Plus d’un million de mines 

« Mine danger ». L’inscription accompagnée d’une tête de mort sur des panneaux rouges longe les sentiers. Une vision qui, couplée au bruit des tirs de fusil, nous rappelle que cette balade bucolique se déroule à quelques centaines de mètres de la frontière la plus militarisée au monde.

« Là, des deux côtés de la route, il y a des mines. Bien sûr que l'on a envie de traverser et d’aller voir dans ces zones minées, car c’est une nature plus dense, encore mieux préservée, assure Mr Kim. Mais il faut respecter les règles quand on conduit une étude sur une zone militaire. » Si les estimations divergent, au moins un million de mines se trouvent dans la zone.

Parfois des animaux sautent dessus, se blessent, meurent ou provoquent des glissements de terrain. Mais d’après le directeur de l’ONG, la plupart d’entre eux « ont appris à vivre avec. Ils savent où il est possible de passer et quels chemins représentent un danger. »Parmi eux, l’ours noir asiatique détecté par des caméras dans la frontière en 2019, le Porte-musc de Sibérie, mais aussi les chèvres des montagnes, des reptiles et bien d’autres. 

Zone en danger

Mais cette réserve naturelle accidentelle perdure du fait d’un fragile statu quo, vestige de la guerre froide. « Le plus gros problème, c’est l’activité des armées dans la zone qui endommage durablement l’habitat des plantes comme des animaux, assure le Professeur An Jong-bin, chercheur au Jardin botanique de la DMZ. Le réchauffement climatique commence aussi à influencer négativement la biodiversité. Ce sont les deux principales menaces qui pèsent sur la DMZ. »

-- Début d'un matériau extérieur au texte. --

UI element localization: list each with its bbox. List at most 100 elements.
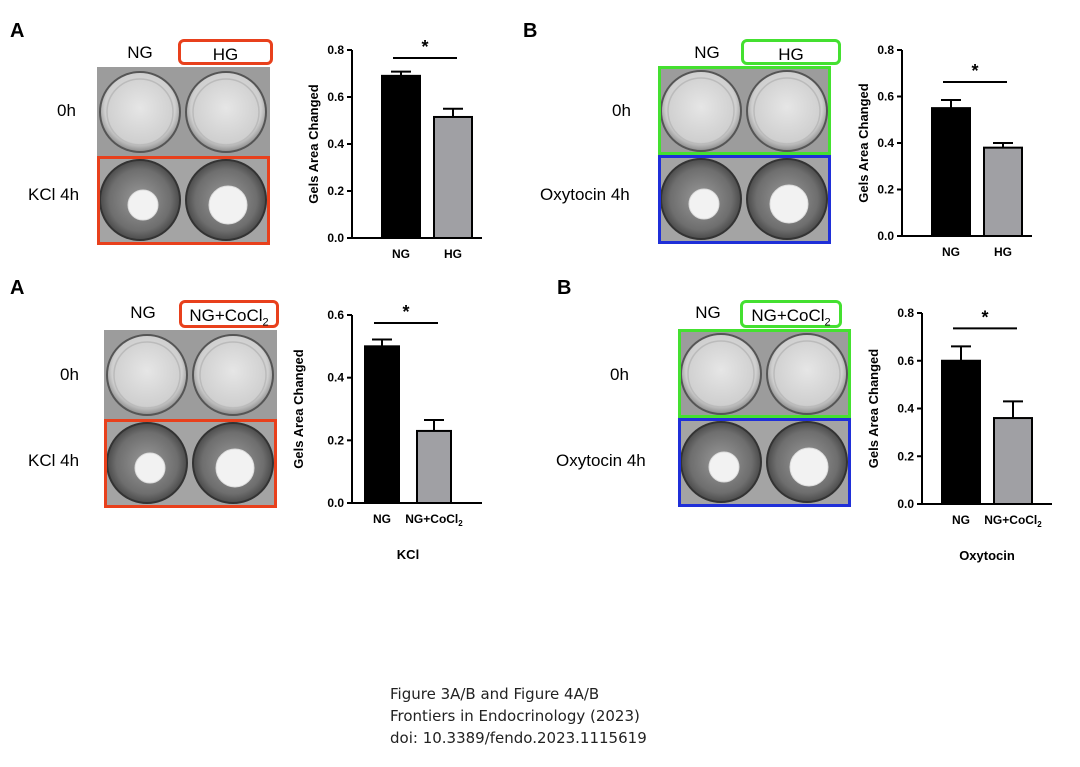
caption-line-figure: Figure 3A/B and Figure 4A/B — [390, 685, 600, 703]
condition-label-control: NG — [695, 303, 721, 322]
row-label-4h: KCl 4h — [28, 451, 80, 470]
y-tick-label: 0.0 — [877, 229, 894, 243]
well-plate-image — [104, 330, 277, 508]
y-tick-label: 0.8 — [897, 306, 914, 320]
significance-star: * — [981, 307, 988, 327]
well-0h-rim — [192, 78, 260, 146]
panel-letter-b-top: B — [523, 20, 538, 42]
category-label: NG — [392, 247, 410, 261]
gel-disc — [769, 184, 809, 224]
figure-caption: Figure 3A/B and Figure 4A/B Frontiers in… — [390, 683, 647, 749]
bar-0 — [931, 107, 971, 237]
frame-4h — [97, 156, 270, 245]
bar-1 — [993, 417, 1033, 505]
gel-disc — [789, 447, 829, 487]
well-0h — [192, 334, 274, 416]
bar-0 — [941, 359, 981, 505]
condition-label-treated: NG+CoCl2 — [179, 300, 279, 328]
y-tick-label: 0.6 — [327, 308, 344, 322]
y-tick-label: 0.4 — [897, 402, 914, 416]
condition-label-control: NG — [127, 43, 153, 62]
row-label-0h: 0h — [60, 365, 79, 384]
well-0h-rim — [106, 78, 174, 146]
well-0h-rim — [687, 340, 755, 408]
y-tick-label: 0.4 — [327, 371, 344, 385]
category-label: HG — [994, 245, 1012, 259]
gel-disc — [208, 185, 248, 225]
row-label-4h: KCl 4h — [28, 185, 80, 204]
row-label-0h: 0h — [612, 101, 631, 120]
bar-1 — [983, 146, 1023, 237]
y-tick-label: 0.8 — [327, 43, 344, 57]
y-tick-label: 0.2 — [877, 183, 894, 197]
x-axis-label: KCl — [397, 547, 419, 562]
gel-disc — [215, 448, 255, 488]
well-0h — [766, 333, 848, 415]
y-axis-label: Gels Area Changed — [856, 83, 871, 203]
y-tick-label: 0.2 — [327, 184, 344, 198]
category-label: NG+CoCl2 — [405, 512, 463, 528]
condition-label-treated: HG — [741, 39, 841, 65]
row-label-0h: 0h — [610, 365, 629, 384]
bar-1 — [433, 115, 473, 239]
y-axis-label: Gels Area Changed — [306, 84, 321, 204]
well-0h — [99, 71, 181, 153]
well-0h-rim — [113, 341, 181, 409]
row-label-4h: Oxytocin 4h — [540, 185, 630, 204]
y-tick-label: 0.0 — [327, 231, 344, 245]
bar-chart: 0.0 0.2 0.4 0.6 0.8 Gels Area Changed NG NG+CoC… — [866, 306, 1052, 563]
category-label: NG — [942, 245, 960, 259]
category-label: NG+CoCl2 — [984, 513, 1042, 529]
y-tick-label: 0.6 — [897, 354, 914, 368]
frame-4h — [104, 419, 277, 508]
well-0h-rim — [667, 77, 735, 145]
condition-label-treated: HG — [178, 39, 273, 65]
row-label-4h: Oxytocin 4h — [556, 451, 646, 470]
panel-letter-a-bottom: A — [10, 277, 25, 299]
y-tick-label: 0.6 — [877, 90, 894, 104]
bar-1 — [416, 429, 452, 504]
well-0h-rim — [773, 340, 841, 408]
y-tick-label: 0.4 — [327, 137, 344, 151]
significance-star: * — [421, 37, 428, 57]
significance-star: * — [402, 302, 409, 322]
well-0h — [680, 333, 762, 415]
well-0h — [746, 70, 828, 152]
well-0h — [660, 70, 742, 152]
condition-label-control: NG — [130, 303, 156, 322]
y-tick-label: 0.6 — [327, 90, 344, 104]
well-0h — [106, 334, 188, 416]
category-label: NG — [952, 513, 970, 527]
condition-label-control: NG — [694, 43, 720, 62]
frame-4h — [658, 155, 831, 244]
y-tick-label: 0.2 — [327, 433, 344, 447]
frame-0h — [658, 66, 831, 155]
bar-0 — [381, 74, 421, 239]
y-tick-label: 0.0 — [327, 496, 344, 510]
x-axis-label: Oxytocin — [959, 548, 1015, 563]
y-axis-label: Gels Area Changed — [291, 349, 306, 469]
gel-disc — [134, 452, 166, 484]
y-tick-label: 0.8 — [877, 43, 894, 57]
well-plate-image — [658, 66, 831, 244]
bar-chart: 0.0 0.2 0.4 0.6 0.8 Gels Area Changed NG HG * — [856, 43, 1032, 259]
well-0h — [185, 71, 267, 153]
well-0h-rim — [753, 77, 821, 145]
bar-chart: 0.0 0.2 0.4 0.6 Gels Area Changed NG NG+CoCl2 *… — [291, 302, 482, 562]
y-axis-label: Gels Area Changed — [866, 349, 881, 469]
bar-chart: 0.0 0.2 0.4 0.6 0.8 Gels Area Changed NG HG * — [306, 37, 482, 261]
row-label-0h: 0h — [57, 101, 76, 120]
well-0h-rim — [199, 341, 267, 409]
caption-line-doi: doi: 10.3389/fendo.2023.1115619 — [390, 729, 647, 747]
category-label: NG — [373, 512, 391, 526]
condition-label-treated: NG+CoCl2 — [740, 300, 842, 328]
gel-disc — [708, 451, 740, 483]
well-plate-image — [678, 329, 851, 507]
well-plate-image — [97, 67, 270, 245]
y-tick-label: 0.2 — [897, 449, 914, 463]
caption-line-journal: Frontiers in Endocrinology (2023) — [390, 707, 640, 725]
bar-0 — [364, 345, 400, 505]
y-tick-label: 0.4 — [877, 136, 894, 150]
category-label: HG — [444, 247, 462, 261]
y-tick-label: 0.0 — [897, 497, 914, 511]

L’évolution des tensions entre les Corées affecte la faune et la flore qui y ont élu refuge. En 2018, en plein rapprochement intercoréen, des opérations de déminage communes avaient été menées. Une époque qui semble lointaine. Le retour des conservateurs au pouvoir en Corée du Sud et l’échec des négociations entre Donald Trump et Kim Jong-un a entraîné une hausse des exercices militaires au sud comme au nord de la frontière.

Paradoxalement, une réunification ou un rapprochement n'offrent pas non plus une assurance-vie aux animaux et aux plantes de la DMZ. Une autoroute, des centres commerciaux, des musées ou d'autres projets de développement économique entre les Corées pourraient prendre le pas sur la préservation de l’environnement.